Why is it so difficult to think of preventing diseases, by taking care of ourselves when we are healthy? We take care of ourselves a lot when affected by an illness, or in situations of imminent danger. I imagine most of us here, remember the influenza-A pandemic which broke out in 2009 in Argentina and worldwide. When the first cases began to come to light, we, here in Argentina, were entering the winter season. We knew absolutely nothing. Everything was a mess. People wore masks on the street, ran into pharmacies to buy alcohol gel. People would line up in pharmacies to get a vaccine, without even knowing if it was the right vaccine that would protect them against this new virus. We knew absolutely nothing. At that time, in addition to doing my fellowship at the Infant Foundation, I worked as a home pediatrician for a prepaid medicine company.
I remember that I started my shift at 8 a.m., and by 8, I already had a list of 50 scheduled visits. It was chaos; people didn't know what to do. I remember the types of patients that I was examining. The patients were a little older than what we were used to seeing in winter, with longer fevers. And I mentioned that to my fellowship mentor, and he, for his part, had heard the same from a colleague, about the large number of pregnant women and young adults being hospitalized in intensive care, with hard-to-manage clinical profiles. At that time, we set out to understand what was happening. First thing Monday morning, we took the car and went to a hospital in Buenos Aires Province, that served as a referral hospital for cases of the new influenza virus. We arrived at the hospital; it was crowded.

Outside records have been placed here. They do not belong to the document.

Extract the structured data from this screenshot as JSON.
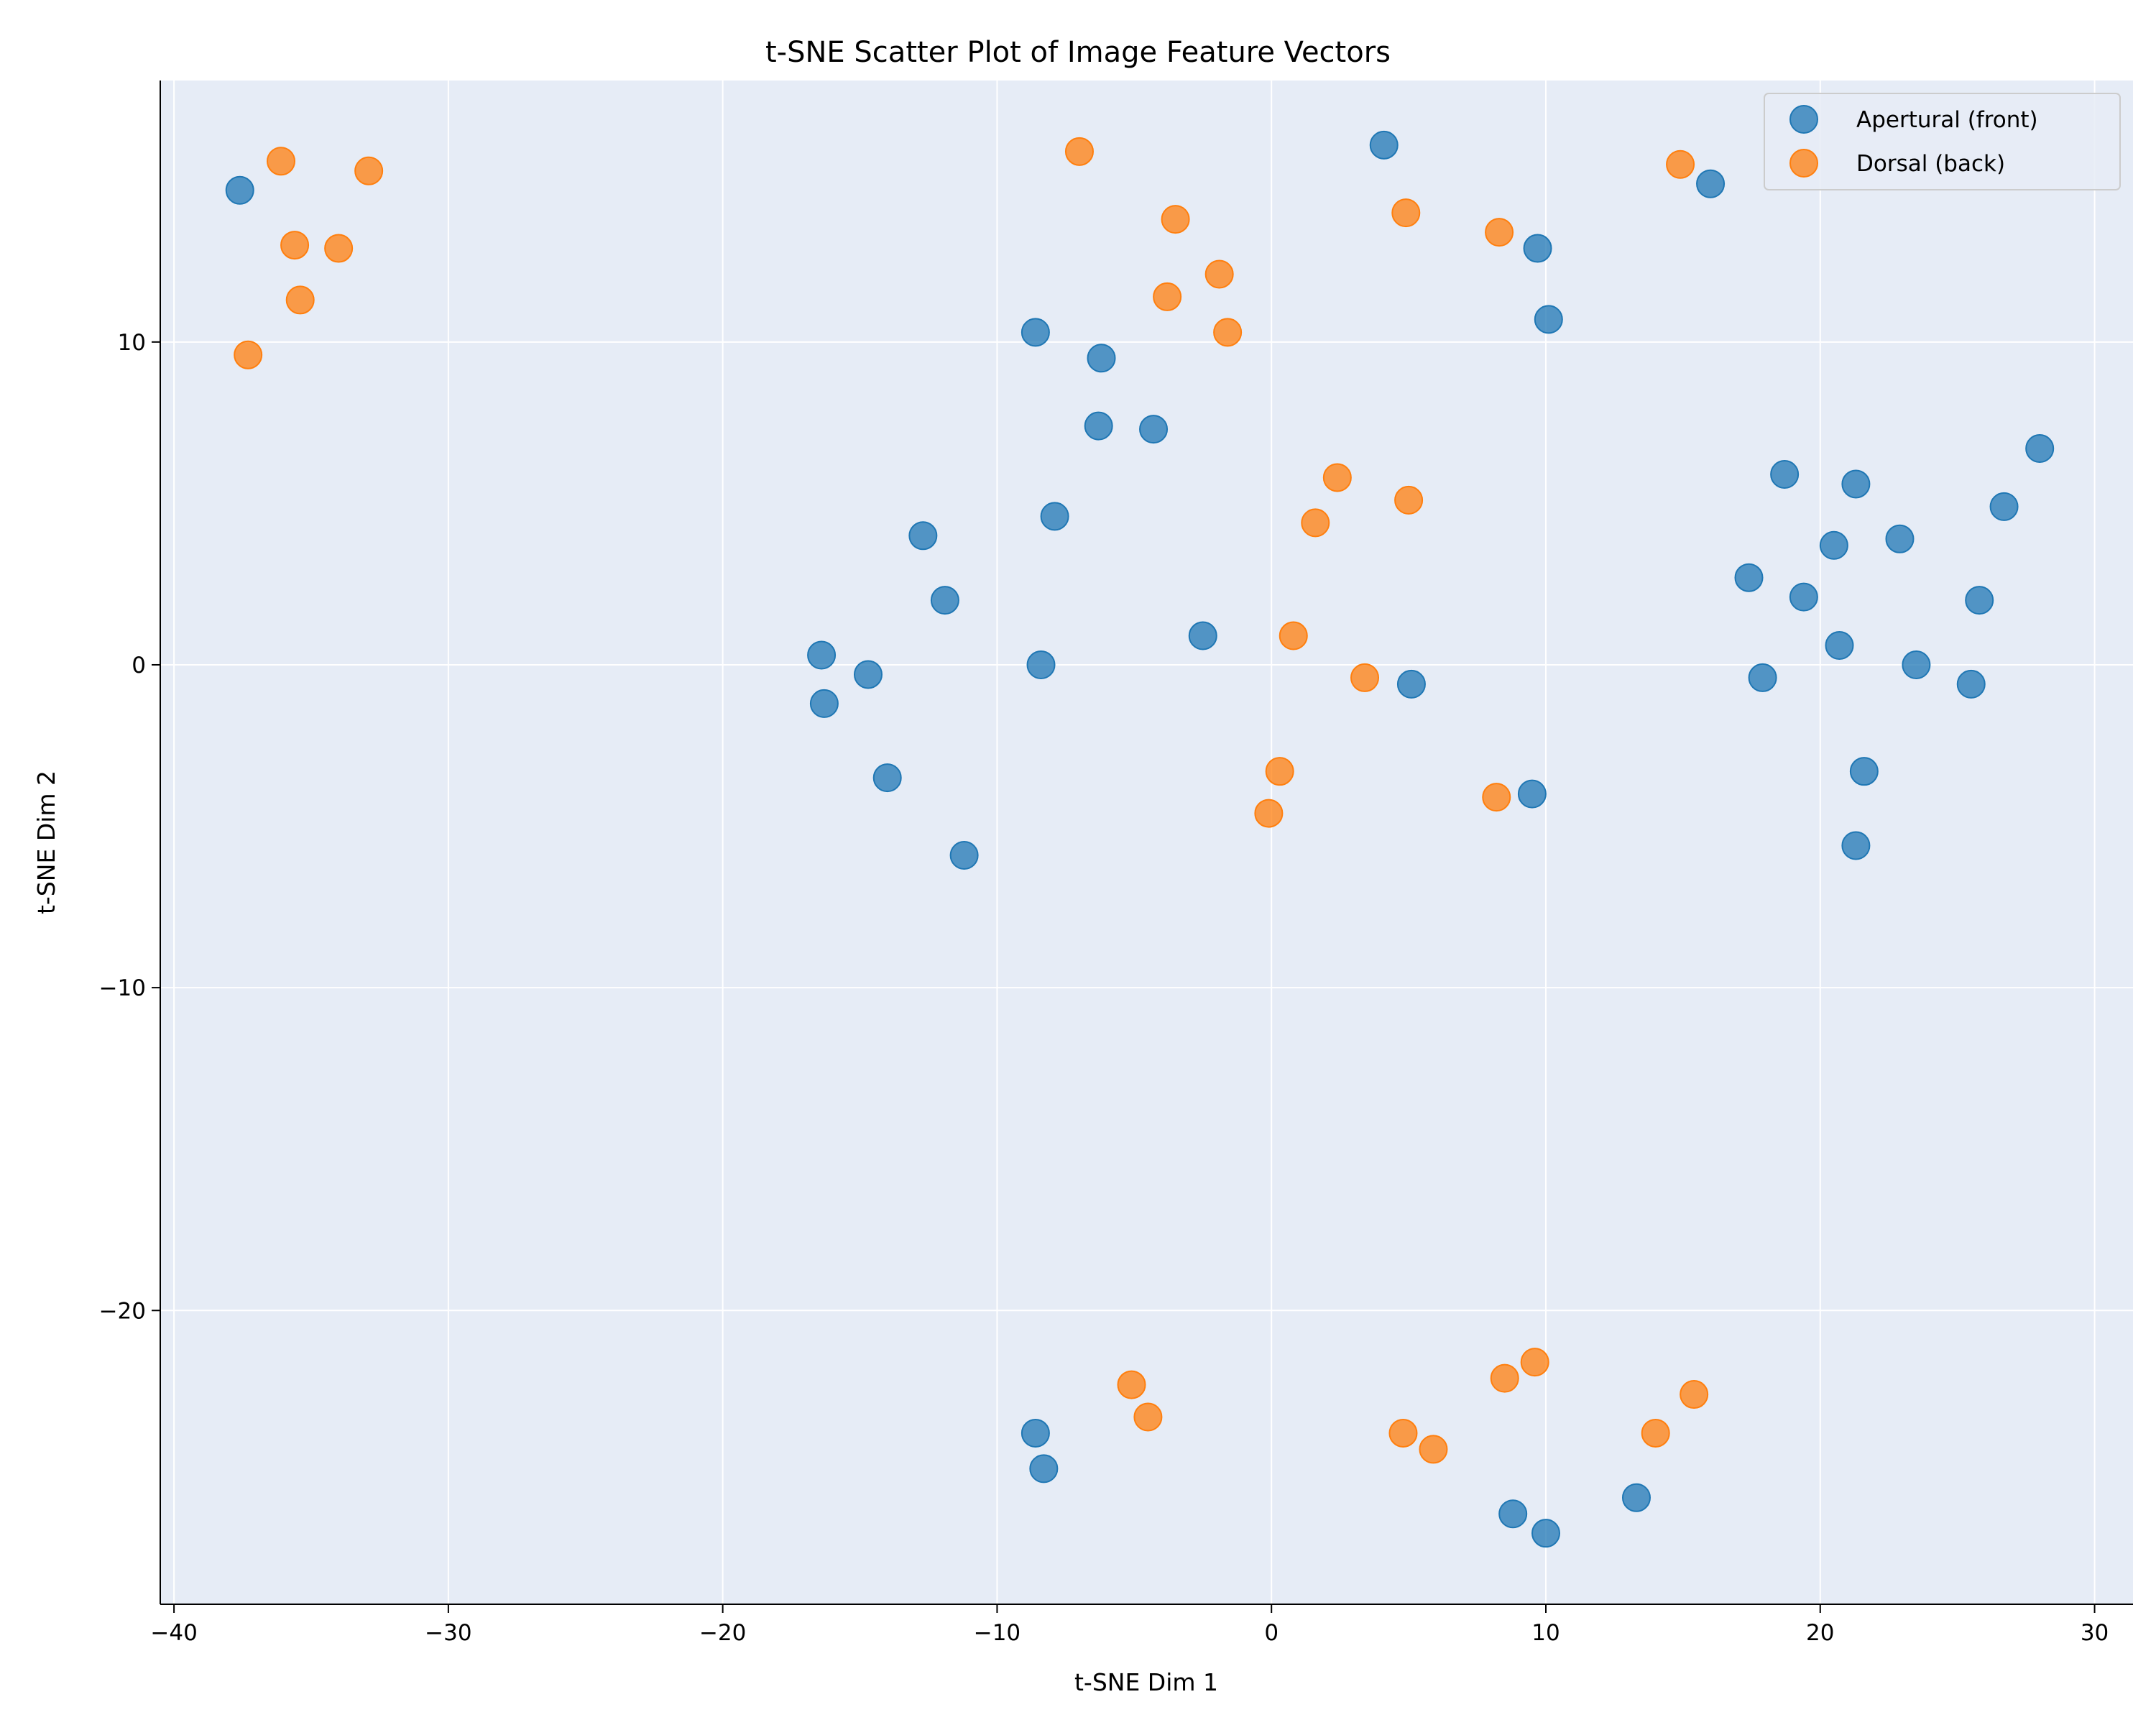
{
  "chart_data": {
    "type": "scatter",
    "title": "t-SNE Scatter Plot of Image Feature Vectors",
    "xlabel": "t-SNE Dim 1",
    "ylabel": "t-SNE Dim 2",
    "xlim": [
      -40.5,
      31.4
    ],
    "ylim": [
      -29.1,
      18.1
    ],
    "xticks": [
      -40,
      -30,
      -20,
      -10,
      0,
      10,
      20,
      30
    ],
    "yticks": [
      -20,
      -10,
      0,
      10
    ],
    "xtick_labels": [
      "−40",
      "−30",
      "−20",
      "−10",
      "0",
      "10",
      "20",
      "30"
    ],
    "ytick_labels": [
      "−20",
      "−10",
      "0",
      "10"
    ],
    "grid": true,
    "background_color": "#e6ecf6",
    "legend_position": "top-right",
    "series": [
      {
        "name": "Apertural (front)",
        "color": "#1f77b4",
        "points": [
          [
            -37.6,
            14.7
          ],
          [
            4.1,
            16.1
          ],
          [
            16.0,
            14.9
          ],
          [
            9.7,
            12.9
          ],
          [
            10.1,
            10.7
          ],
          [
            -8.6,
            10.3
          ],
          [
            -6.2,
            9.5
          ],
          [
            -6.3,
            7.4
          ],
          [
            -4.3,
            7.3
          ],
          [
            -7.9,
            4.6
          ],
          [
            -12.7,
            4.0
          ],
          [
            -11.9,
            2.0
          ],
          [
            -2.5,
            0.9
          ],
          [
            -8.4,
            0.0
          ],
          [
            -16.4,
            0.3
          ],
          [
            -14.7,
            -0.3
          ],
          [
            -16.3,
            -1.2
          ],
          [
            -14.0,
            -3.5
          ],
          [
            -11.2,
            -5.9
          ],
          [
            5.1,
            -0.6
          ],
          [
            9.5,
            -4.0
          ],
          [
            18.7,
            5.9
          ],
          [
            21.3,
            5.6
          ],
          [
            28.0,
            6.7
          ],
          [
            26.7,
            4.9
          ],
          [
            22.9,
            3.9
          ],
          [
            20.5,
            3.7
          ],
          [
            17.4,
            2.7
          ],
          [
            19.4,
            2.1
          ],
          [
            25.8,
            2.0
          ],
          [
            20.7,
            0.6
          ],
          [
            17.9,
            -0.4
          ],
          [
            23.5,
            0.0
          ],
          [
            25.5,
            -0.6
          ],
          [
            21.6,
            -3.3
          ],
          [
            21.3,
            -5.6
          ],
          [
            -8.6,
            -23.8
          ],
          [
            -8.3,
            -24.9
          ],
          [
            13.3,
            -25.8
          ],
          [
            8.8,
            -26.3
          ],
          [
            10.0,
            -26.9
          ]
        ]
      },
      {
        "name": "Dorsal (back)",
        "color": "#ff7f0e",
        "points": [
          [
            -36.1,
            15.6
          ],
          [
            -32.9,
            15.3
          ],
          [
            -35.6,
            13.0
          ],
          [
            -34.0,
            12.9
          ],
          [
            -35.4,
            11.3
          ],
          [
            -37.3,
            9.6
          ],
          [
            -7.0,
            15.9
          ],
          [
            -3.5,
            13.8
          ],
          [
            -3.8,
            11.4
          ],
          [
            -1.9,
            12.1
          ],
          [
            -1.6,
            10.3
          ],
          [
            4.9,
            14.0
          ],
          [
            8.3,
            13.4
          ],
          [
            14.9,
            15.5
          ],
          [
            2.4,
            5.8
          ],
          [
            1.6,
            4.4
          ],
          [
            5.0,
            5.1
          ],
          [
            0.8,
            0.9
          ],
          [
            3.4,
            -0.4
          ],
          [
            0.3,
            -3.3
          ],
          [
            -0.1,
            -4.6
          ],
          [
            8.2,
            -4.1
          ],
          [
            -5.1,
            -22.3
          ],
          [
            -4.5,
            -23.3
          ],
          [
            4.8,
            -23.8
          ],
          [
            5.9,
            -24.3
          ],
          [
            8.5,
            -22.1
          ],
          [
            9.6,
            -21.6
          ],
          [
            14.0,
            -23.8
          ],
          [
            15.4,
            -22.6
          ]
        ]
      }
    ]
  }
}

All health staff were dressed in NASA-like bio-safety suits. We all had face masks in our pockets. I, being a hypochondriac, didn't breathe for two hours. But we could see what was happening. Immediately, we started reaching out to pediatricians from six hospitals in the city and in Buenos Aires Province. Our main goal was to find out how this new virus behaved in contact with our children, in the shortest time possible. A marathon work. In less than three months, we could see what effect this new H1N1 virus had on the 251 children hospitalized by this virus. We could see which children got more seriously ill: children under four, especially those less than one year old; patients with neurological diseases; and young children with chronic pulmonary diseases. Identifying these at-risk groups was important to include them as priority groups in the recommendations for getting the influenza vaccine, not only here in Argentina, but also in other countries which the pandemic not yet reached.
A year later, when a vaccine against the pandemic H1N1 virus became available, we wanted to see what happened. After a huge vaccination campaign aimed at protecting at-risk groups, these hospitals, with 93 percent of the at-risk groups vaccinated, had not hospitalized a single patient for the pandemic H1N1 virus. (Applause) In 2009: 251. In 2010: zero. Vaccination is an act of individual responsibility, but it has a huge collective impact. If I get vaccinated, not only am I protecting myself, but I am also protecting others. Sol had whooping cough. Sol was very young, and she hadn't yet received her first vaccine against whooping cough. I still wonder what would have happened if everyone around Sol had been vaccinated.